IBM is reportedly nearing a deal to sell its chip-making unit to GlobalFoundries, according to reports. GlobalFoundries seeks to acquire IBM's engineers and intellectual property in the deal.
IBM currently loses $1.5 billion (£900 million, $1.70 billion) on its chipmaking business each year, according to a Bloomberg report. In April, IBM asked potential bidders for $2 billion (about £1.2 billion, AU$2.28 billion) a year, but received bids closer to $1 billion (£607 million, $1.14 billion). It is unclear how much GlobalFoundries paid for the chipmaking unit.
GlobalFoundries was founded in 2009 after the government of Abu Dhabi purchased the manufacturing facilities of Advanced Micro Devices. The company, which is based in Santa Clara, California, and specializes in the creation of semiconductors, employs more than 13,000 and generates annual revenues of more than $4.5 billion (about £3.0 billion, AU$5.5 billion).
All part of IBM's big cloud push
IBM recently sold its x86 server business to China's Lenovo Group for $2.3 billion (about £1.39 billion, or AU$2.62 billion). At the time, IBM said it was making the move to focus more on its big data and cloud offerings.

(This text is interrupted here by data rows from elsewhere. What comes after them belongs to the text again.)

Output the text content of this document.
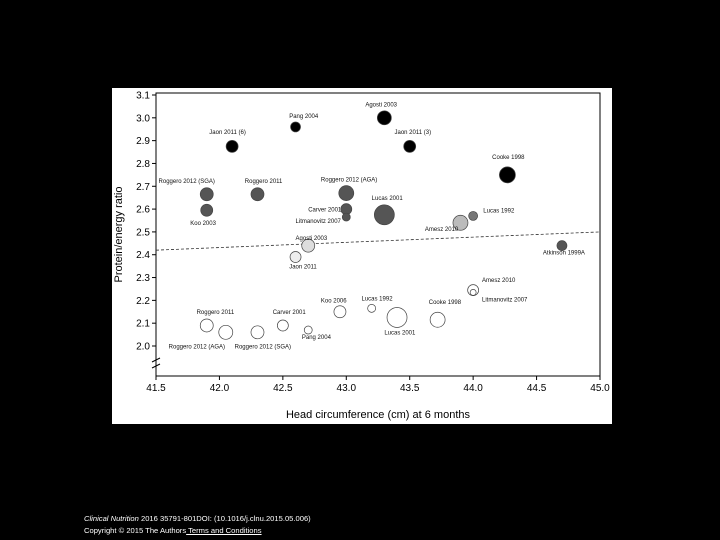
2.0
2.1
2.2
2.3
2.4
2.5
2.6
2.7
2.8
2.9
3.0
3.1
41.5	42.0	42.5	43.0	43.5	44.0	44.5	45.0
Protein/energy ratio
Head circumference (cm) at 6 months
Agosti 2003
Pang 2004
Jaon 2011 (6)	Jaon 2011 (3)
Cooke 1998
Roggero 2012 (SGA)	Roggero 2011	Roggero 2012 (AGA)
Carver 2001
Lucas 2001
Lucas 1992
Koo 2003	Litmanovitz 2007
Amesz 2010
Agosti 2003
Atkinson 1999A
Jaon 2011
Amesz 2010
Lucas 1992
Koo 2006	Cooke 1998	Litmanovitz 2007
Roggero 2011	Carver 2001
Lucas 2001
Pang 2004
Roggero 2012 (AGA) Roggero 2012 (SGA)
Clinical Nutrition 2016 35791-801DOI: (10.1016/j.clnu.2015.05.006)
Copyright © 2015 The Authors Terms and Conditions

Earlier today, IBM announced that its 15 new international cloud-focused data centers will be created in order to meet US federal security requirements. The first of the new data centers is scheduled to open in Dallas in June. The announcement comes as part of IBM's plan to commit $1.2 billion (£730 million, AU$ 1.36 billion) to expanding its global cloud footprint through an increased network of data centers back in January.
IBM acquired database-as-a-service provider Cloudant to enhance its position in big data and analytics, cloud computing and mobile. It also acquired Aspera in December in order to increase its file transfer capabilities.
IBM is reportedly looking to sell its software-defined networking business for $1 billion.